Ok, this post will be a little bit of a rant. As you may remember, Hubby's ex has not brought the children for visitation 3 times. (that in itself is a whole other post). She hasn't returned any of his calls. It's like they all fell of the face of the earth. Except we have been communicating with the kids on the computer. But other than that, nothing. No commucation at all. Because all of our calls aren't returned.
Suddenly, Sunday afternoon, we get a call. I about fell over backwards, when I noticed it was HER number on the caller ID. She asks, can I drop the kids off for 5 days or so? What's up with that? I just want to scream.....We have a life too. We have plans we have to rearrange, jobs we need to deal with. Luckily I work mostly from home. So I was able to adjust work accordingly.

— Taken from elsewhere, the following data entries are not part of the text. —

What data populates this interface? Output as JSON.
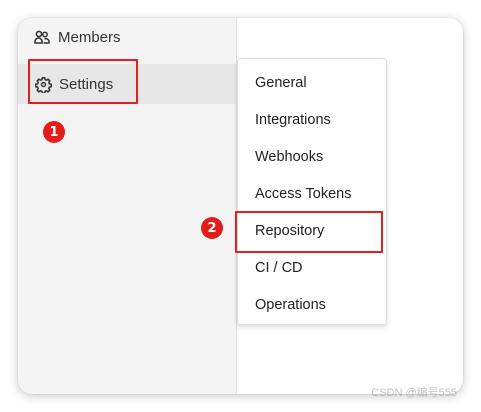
{
  "sidebar": {
    "members": {
      "label": "Members",
      "icon": "members-icon"
    },
    "settings": {
      "label": "Settings",
      "icon": "gear-icon"
    }
  },
  "flyout": {
    "items": [
      {
        "label": "General"
      },
      {
        "label": "Integrations"
      },
      {
        "label": "Webhooks"
      },
      {
        "label": "Access Tokens"
      },
      {
        "label": "Repository"
      },
      {
        "label": "CI / CD"
      },
      {
        "label": "Operations"
      }
    ]
  },
  "annotations": {
    "step1": "1",
    "step2": "2",
    "highlight_color": "#e0201e"
  },
  "watermark": "CSDN @编号555"
}
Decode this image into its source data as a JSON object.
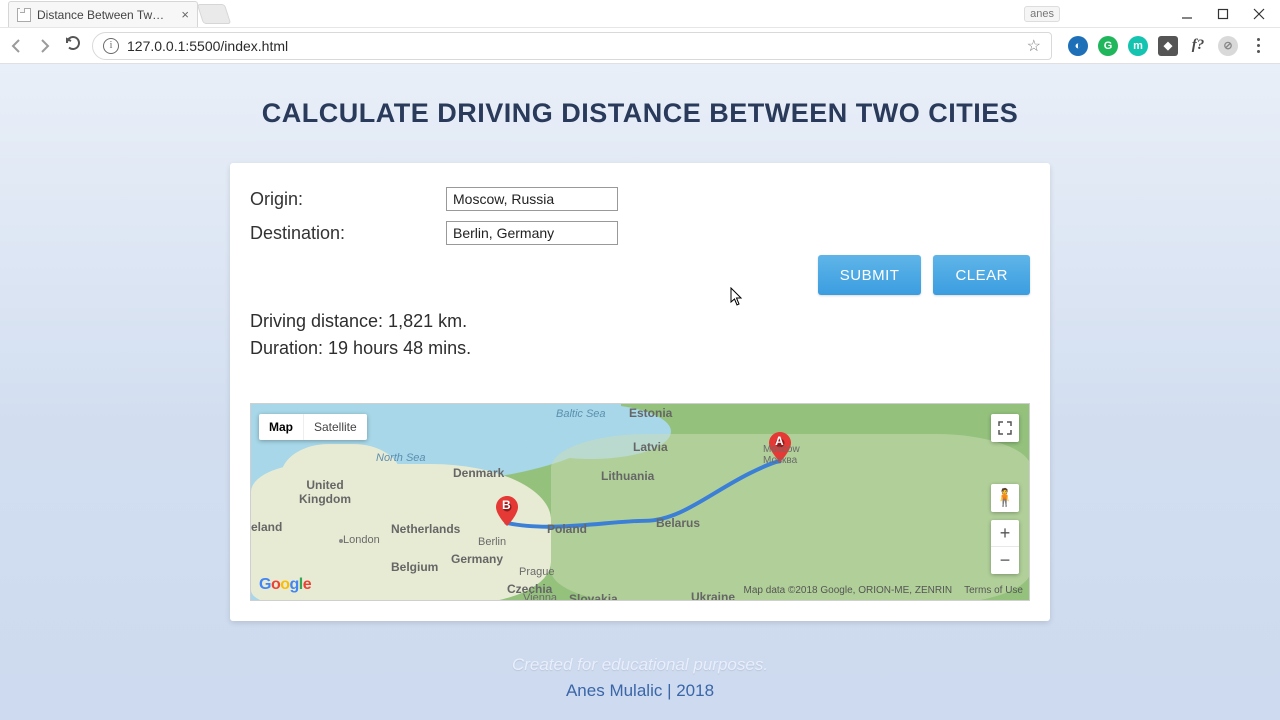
{
  "browser": {
    "window_label": "anes",
    "tab_title": "Distance Between Two C",
    "url": "127.0.0.1:5500/index.html"
  },
  "page": {
    "title": "CALCULATE DRIVING DISTANCE BETWEEN TWO CITIES",
    "form": {
      "origin_label": "Origin:",
      "origin_value": "Moscow, Russia",
      "destination_label": "Destination:",
      "destination_value": "Berlin, Germany",
      "submit_label": "SUBMIT",
      "clear_label": "CLEAR"
    },
    "results": {
      "distance": "Driving distance: 1,821 km.",
      "duration": "Duration: 19 hours 48 mins."
    },
    "map": {
      "type_map": "Map",
      "type_satellite": "Satellite",
      "marker_a": "A",
      "marker_b": "B",
      "attribution": "Map data ©2018 Google, ORION-ME, ZENRIN",
      "terms": "Terms of Use",
      "labels": {
        "baltic_sea": "Baltic Sea",
        "north_sea": "North Sea",
        "estonia": "Estonia",
        "latvia": "Latvia",
        "lithuania": "Lithuania",
        "belarus": "Belarus",
        "poland": "Poland",
        "germany": "Germany",
        "denmark": "Denmark",
        "uk": "United\nKingdom",
        "ireland": "eland",
        "netherlands": "Netherlands",
        "belgium": "Belgium",
        "czechia": "Czechia",
        "slovakia": "Slovakia",
        "ukraine": "Ukraine",
        "london": "London",
        "berlin": "Berlin",
        "prague": "Prague",
        "vienna": "Vienna",
        "moscow": "Moscow\nМосква"
      }
    },
    "footer": {
      "line1": "Created for educational purposes.",
      "line2": "Anes Mulalic | 2018"
    }
  }
}
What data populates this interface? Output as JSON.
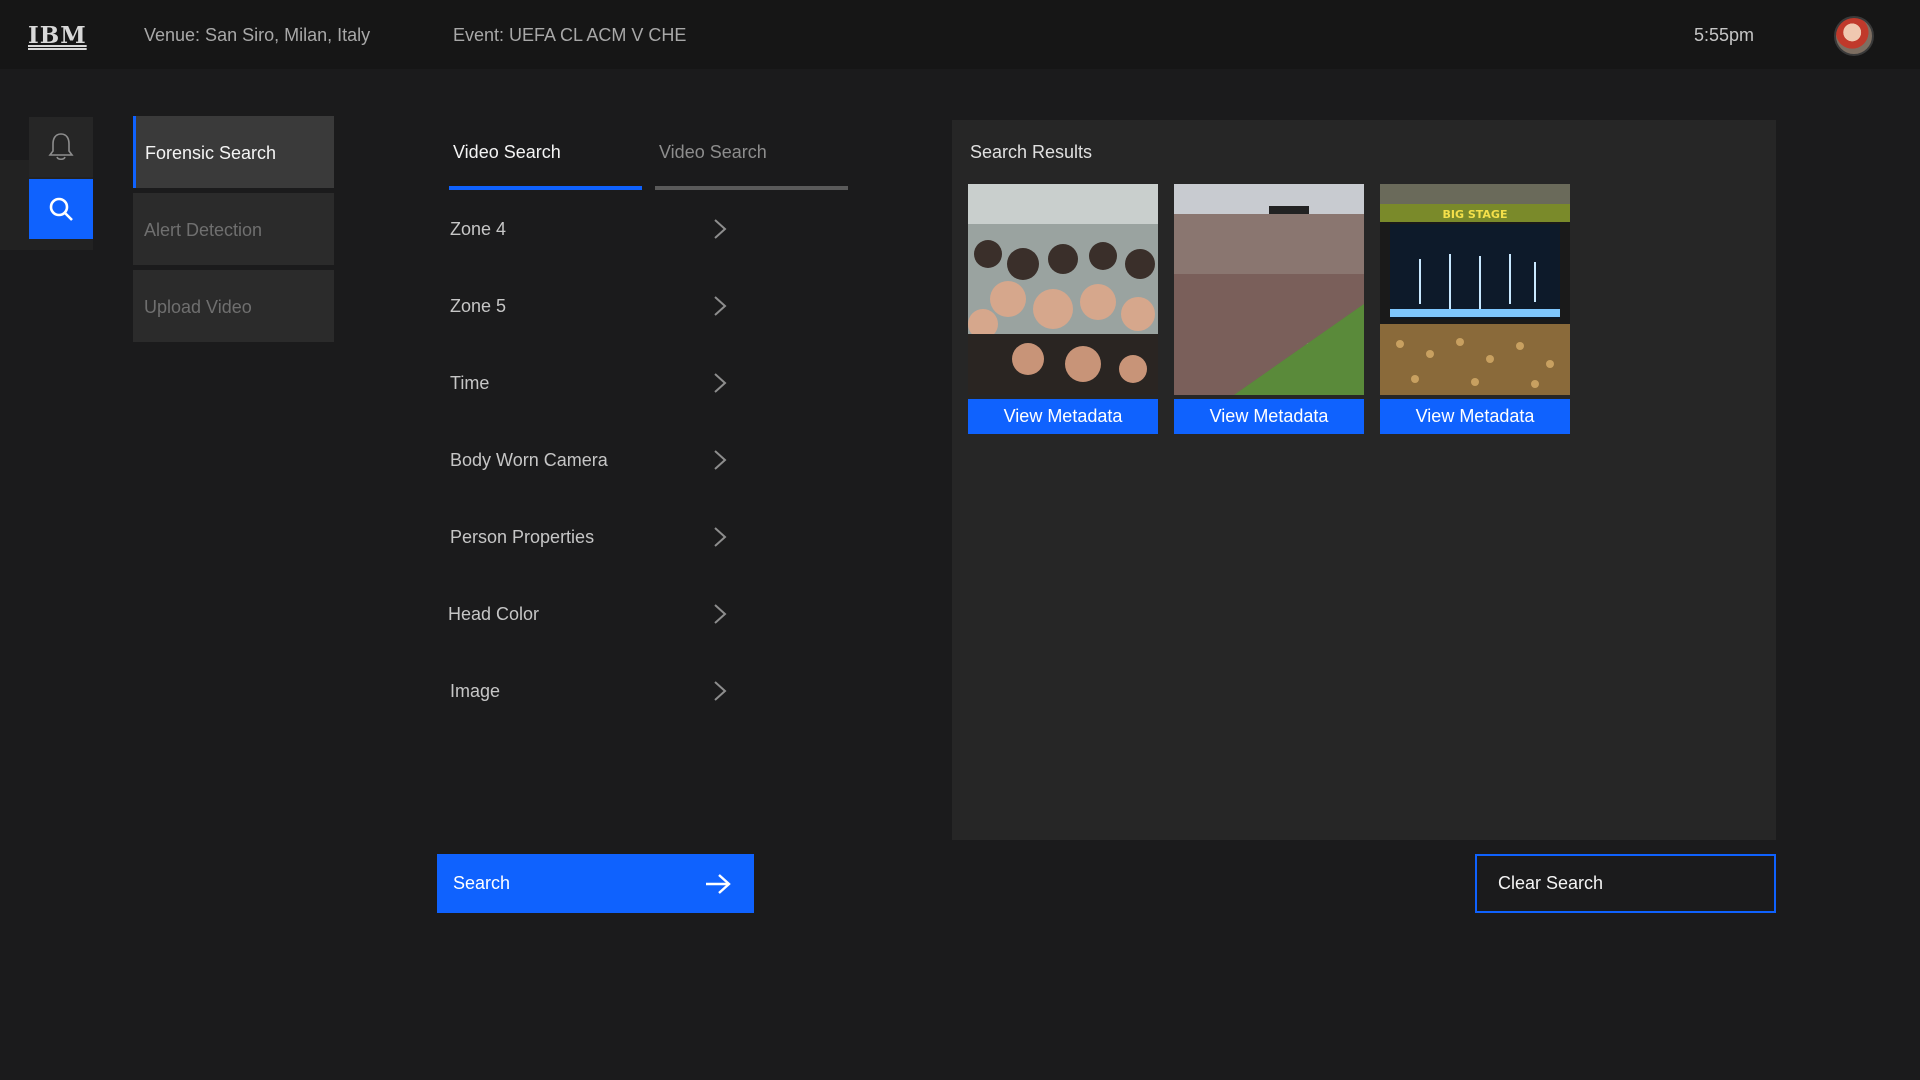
{
  "header": {
    "logo": "IBM",
    "venue": "Venue: San Siro, Milan, Italy",
    "event": "Event: UEFA CL ACM V CHE",
    "time": "5:55pm"
  },
  "sidebar_icons": [
    "bell-icon",
    "search-icon"
  ],
  "menu": [
    {
      "label": "Forensic Search",
      "active": true
    },
    {
      "label": "Alert Detection",
      "active": false
    },
    {
      "label": "Upload Video",
      "active": false
    }
  ],
  "tabs": [
    {
      "label": "Video Search",
      "active": true
    },
    {
      "label": "Video Search",
      "active": false
    }
  ],
  "filters": [
    "Zone 4",
    "Zone 5",
    "Time",
    "Body Worn Camera",
    "Person Properties",
    "Head Color",
    "Image"
  ],
  "search_button": {
    "label": "Search"
  },
  "results": {
    "title": "Search Results",
    "items": [
      {
        "button": "View Metadata"
      },
      {
        "button": "View Metadata"
      },
      {
        "button": "View Metadata",
        "banner": "BIG STAGE"
      }
    ]
  },
  "clear_button": {
    "label": "Clear Search"
  },
  "colors": {
    "accent": "#0f62fe",
    "background": "#1b1b1c",
    "panel": "#262626"
  }
}
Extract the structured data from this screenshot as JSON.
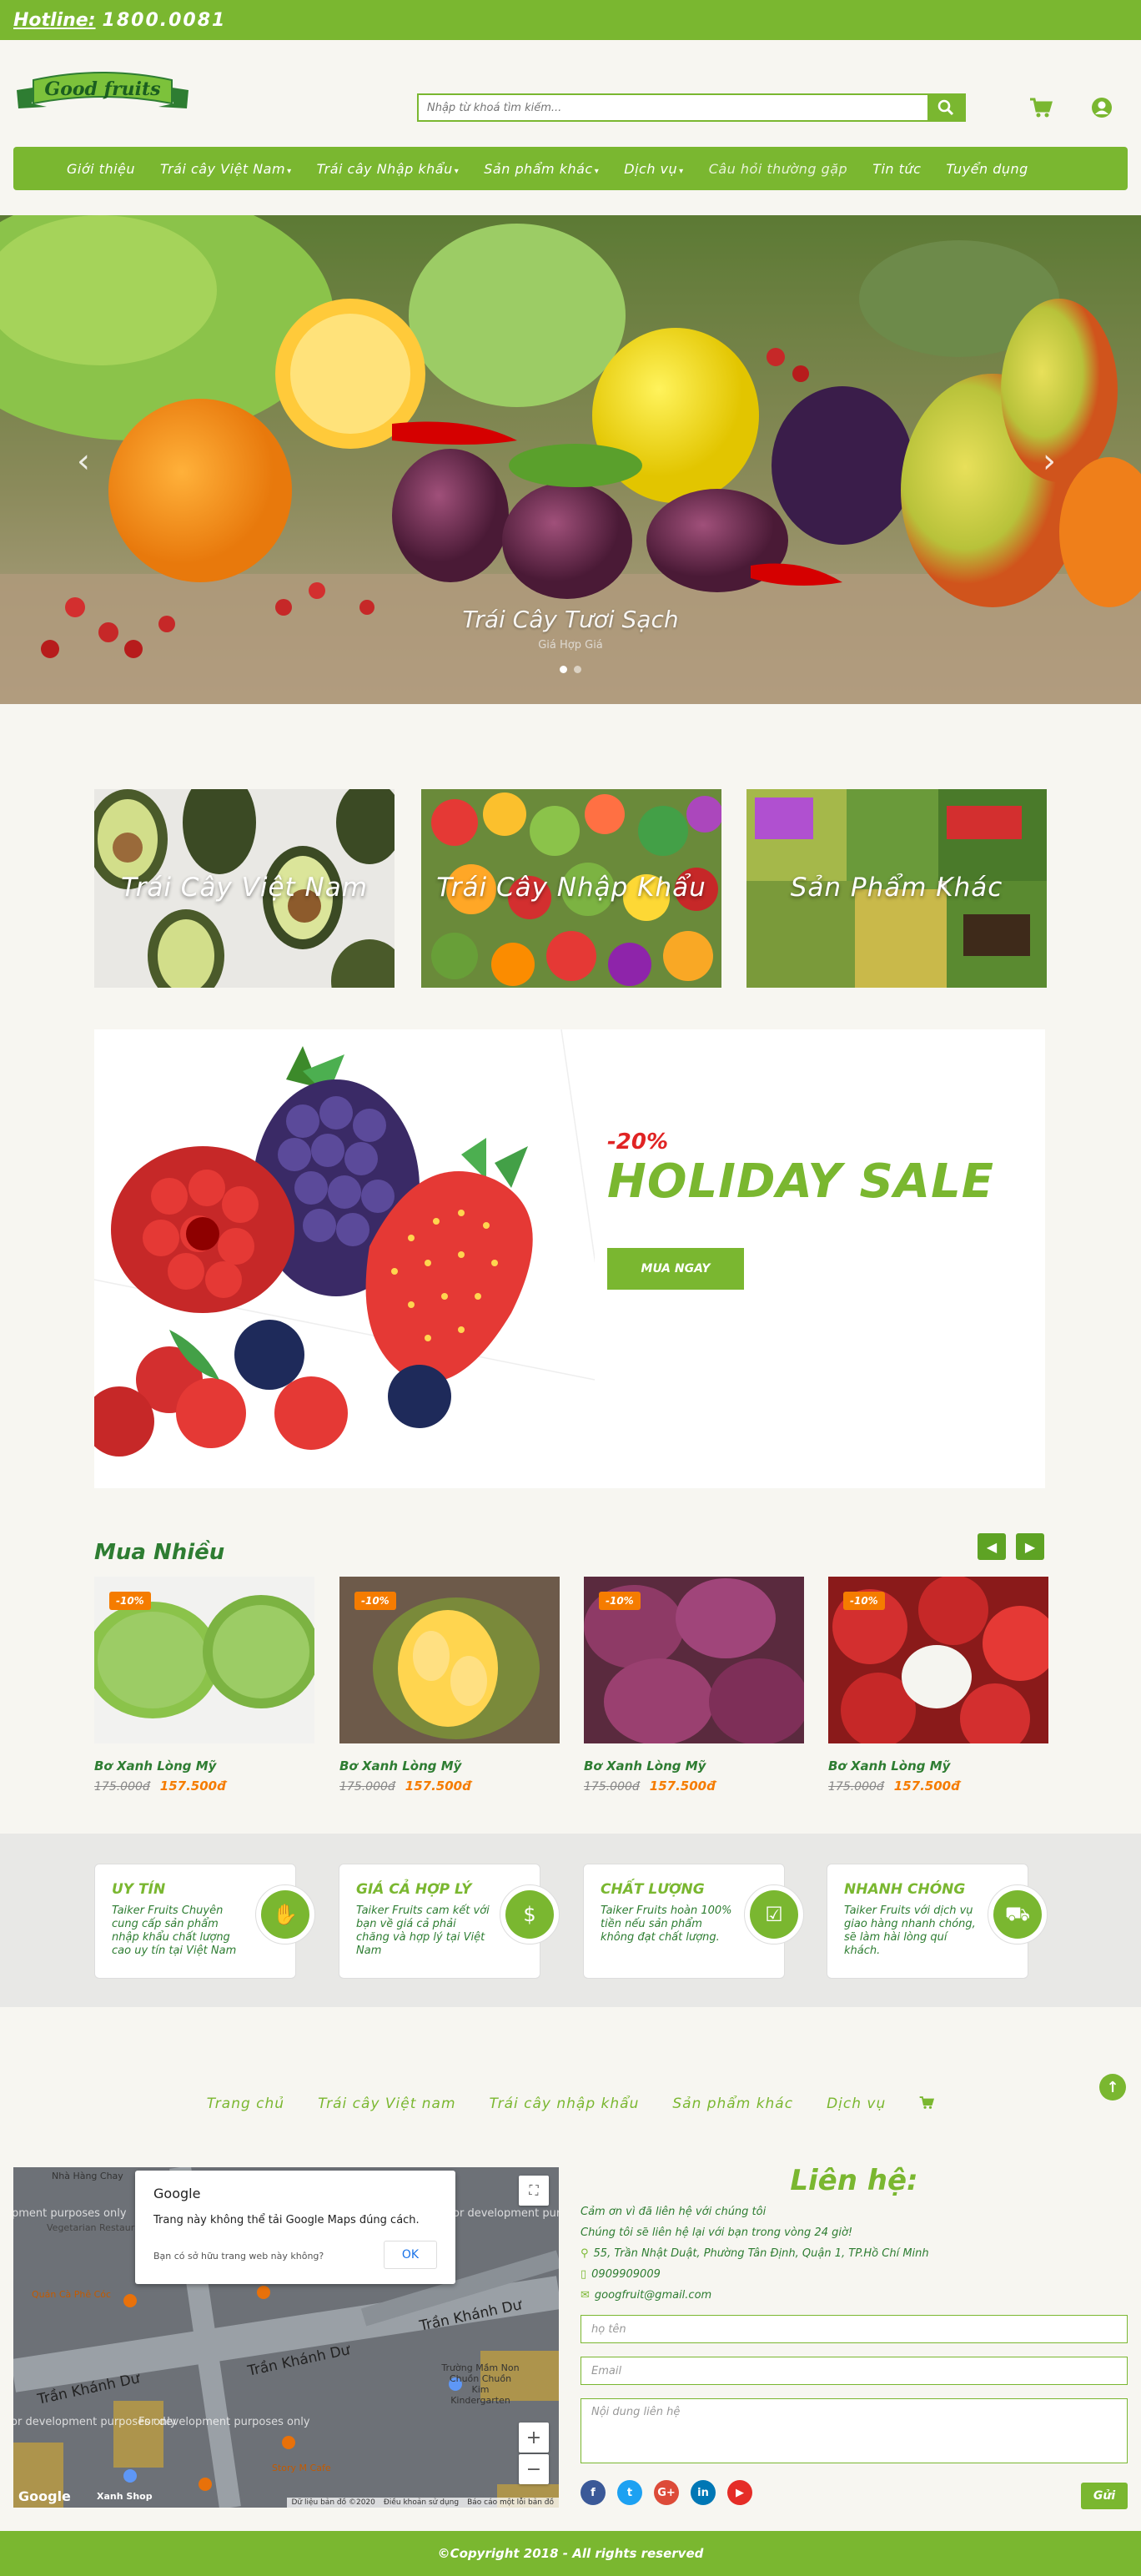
{
  "topbar": {
    "hotline_label": "Hotline:",
    "hotline_number": "1800.0081"
  },
  "header": {
    "logo_text": "Good fruits",
    "search_placeholder": "Nhập từ khoá tìm kiếm..."
  },
  "nav": {
    "items": [
      {
        "label": "Giới thiệu",
        "dropdown": false
      },
      {
        "label": "Trái cây Việt Nam",
        "dropdown": true
      },
      {
        "label": "Trái cây Nhập khẩu",
        "dropdown": true
      },
      {
        "label": "Sản phẩm khác",
        "dropdown": true
      },
      {
        "label": "Dịch vụ",
        "dropdown": true
      },
      {
        "label": "Câu hỏi thường gặp",
        "dropdown": false
      },
      {
        "label": "Tin tức",
        "dropdown": false
      },
      {
        "label": "Tuyển dụng",
        "dropdown": false
      }
    ]
  },
  "hero": {
    "title": "Trái Cây Tươi Sạch",
    "subtitle": "Giá Hợp Giá",
    "slides": 2,
    "active_slide": 1
  },
  "categories": [
    {
      "label": "Trái Cây Việt Nam"
    },
    {
      "label": "Trái Cây Nhập Khẩu"
    },
    {
      "label": "Sản Phẩm Khác"
    }
  ],
  "sale": {
    "percent": "-20%",
    "title": "HOLIDAY SALE",
    "button": "MUA NGAY"
  },
  "products": {
    "title": "Mua Nhiều",
    "items": [
      {
        "badge": "-10%",
        "name": "Bơ Xanh Lòng Mỹ",
        "old_price": "175.000đ",
        "new_price": "157.500đ",
        "image": "green-avocado"
      },
      {
        "badge": "-10%",
        "name": "Bơ Xanh Lòng Mỹ",
        "old_price": "175.000đ",
        "new_price": "157.500đ",
        "image": "durian"
      },
      {
        "badge": "-10%",
        "name": "Bơ Xanh Lòng Mỹ",
        "old_price": "175.000đ",
        "new_price": "157.500đ",
        "image": "plums"
      },
      {
        "badge": "-10%",
        "name": "Bơ Xanh Lòng Mỹ",
        "old_price": "175.000đ",
        "new_price": "157.500đ",
        "image": "rambutan"
      }
    ]
  },
  "features": [
    {
      "title": "UY TÍN",
      "desc": "Taiker Fruits Chuyên cung cấp sản phẩm nhập khẩu chất lượng cao uy tín tại Việt Nam",
      "icon": "handshake-icon"
    },
    {
      "title": "GIÁ CẢ HỢP LÝ",
      "desc": "Taiker Fruits cam kết với bạn về giá cả phải chăng và hợp lý tại Việt Nam",
      "icon": "money-bag-icon"
    },
    {
      "title": "CHẤT LƯỢNG",
      "desc": "Taiker Fruits hoàn 100% tiền nếu sản phẩm không đạt chất lượng.",
      "icon": "checklist-icon"
    },
    {
      "title": "NHANH CHÓNG",
      "desc": "Taiker Fruits với dịch vụ giao hàng nhanh chóng, sẽ làm hài lòng quí khách.",
      "icon": "truck-icon"
    }
  ],
  "bottom_nav": [
    "Trang chủ",
    "Trái cây Việt nam",
    "Trái cây nhập khẩu",
    "Sản phẩm khác",
    "Dịch vụ"
  ],
  "map": {
    "dialog_brand": "Google",
    "dialog_message": "Trang này không thể tải Google Maps đúng cách.",
    "dialog_question": "Bạn có sở hữu trang web này không?",
    "dialog_ok": "OK",
    "dev_text": "For development purposes only",
    "streets": [
      "Trần Khánh Dư",
      "Trần Khánh Dư",
      "Trần Khánh Dư"
    ],
    "places": [
      "Nhà Hàng Chay",
      "Vegetarian Restaurant & Vietnamese Tea",
      "Quán Cà Phê Cóc",
      "Trường Mầm Non Chuồn Chuồn Kim Kindergarten",
      "Story M Cafe",
      "Xanh Shop"
    ],
    "footer": [
      "Dữ liệu bản đồ ©2020",
      "Điều khoản sử dụng",
      "Báo cáo một lỗi bản đồ"
    ],
    "logo": "Google"
  },
  "contact": {
    "title": "Liên hệ:",
    "line1": "Cảm ơn vì đã liên hệ với chúng tôi",
    "line2": "Chúng tôi sẽ liên hệ lại với bạn trong vòng 24 giờ!",
    "address": "55, Trần Nhật Duật, Phường Tân Định, Quận 1, TP.Hồ Chí Minh",
    "phone": "0909909009",
    "email": "googfruit@gmail.com",
    "name_placeholder": "họ tên",
    "email_placeholder": "Email",
    "message_placeholder": "Nội dung liên hệ",
    "send": "Gửi",
    "socials": [
      {
        "name": "facebook-icon",
        "glyph": "f",
        "color": "#3b5998"
      },
      {
        "name": "twitter-icon",
        "glyph": "t",
        "color": "#1da1f2"
      },
      {
        "name": "google-plus-icon",
        "glyph": "G+",
        "color": "#dd4b39"
      },
      {
        "name": "linkedin-icon",
        "glyph": "in",
        "color": "#0077b5"
      },
      {
        "name": "youtube-icon",
        "glyph": "▶",
        "color": "#e52d27"
      }
    ]
  },
  "footer": {
    "copyright": "©Copyright 2018 - All rights reserved"
  },
  "colors": {
    "brand_green": "#7ab730",
    "dark_green": "#2e7d32",
    "orange": "#f57c00",
    "sale_red": "#e02424"
  }
}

I have really tried to be so nice to this woman. I have sent her cards, I gave her a birthday gift. We gave the children money to buy her a mother's day present. I got her a Christmas gift. I am soooo trying.... But I think I am at the end of my rope. How much do I have to try? At what point do I just throw my hands up and well, give up? I hate giving up, but I hate being a doormat even worse.
Niko and his Daddy.
Niko and his Daddy. They watched the all-star game together.
If you have any advice, I am all ears.
9 comments:
Renee:
This must be so hard....hopefully you guys will enjoy your time together as a family.
You can tell he was so happy to be with his Daddy in the picture...
When you get time come by my blog...I tagged you!
You dont ever give up... because there are little ones who are involved... you just have to learn to deal... & you pray... pray for strength, for the right words, for the grace to extend out & for change of heart in her...
Sorry things are still so crazy...especially when you can see these pictures - the love he has for his dad... how can anyone mess with that?
I haven't been through anything like this, so I'm not going to even try to give advice. I am so sorry you're going through this. I will say this, I think you are a better person (especially better than me!) to give this irresponsible woman gifts and trying to be nice to her for the sake of your family. Sometimes though when something isn't working it helps to take a step back, look at everything honestly and say what can I do differently here to make things work. I'm not saying this is your fault, just saying, you can't control others, only yourself. If it were me, I would start taking a stand and I say that for the kids' sake. Actions speak louder than words. I can't imagine what she is teaching them if this is how she acts!!! Just my two cents worth :-)
The best thing I can say, cause I thought you were going to go to court...
Record everything! You get a calendar and write everything that happens down. Phone calls, visits, what happened during the visit...use a notepad too. I think that it is the best thing to do. I am sorry that you have to go through this. It's tough I know. But be strong. Lean on God, he will give you that strength.
Pray without ceasing sweetie.
That is so sad. I'm sorry. I pray God will give you and your husband wisdom.
Love,
Beth
My mom and stepdad went through a similar situation with my stepdad's ex-wife regarding his son. My stepdad, God bless him, can be a bit dim-witted when he wants to and his first mistake was paying her child support in cash. She took him to court for back payment, said she never received any. The only payments they could find were the ones by check - after he met my mom and she shook some sense into him, haha.
Mom recorded every failed drop off, every time she called last minute to change things or to say she'd be late... When they went to court, the ex came out worse for the wear.
Good luck, dear, and keep your head up!
Oh, Renee..my heart breaks for your hubby and the kids!
I'll be praying!
First, stop trying for YOU to be so nice to her. She doesn't need presents or cards from you as long as you make sure the kids do it, she'll never appreciate it.
And when he says why haven't you wanted to see me, just always reassure him that y'all want to see him as much as you can. At this point reassurance is about all you can do. I can't imagine how frustrating this is for you. Just keep praying!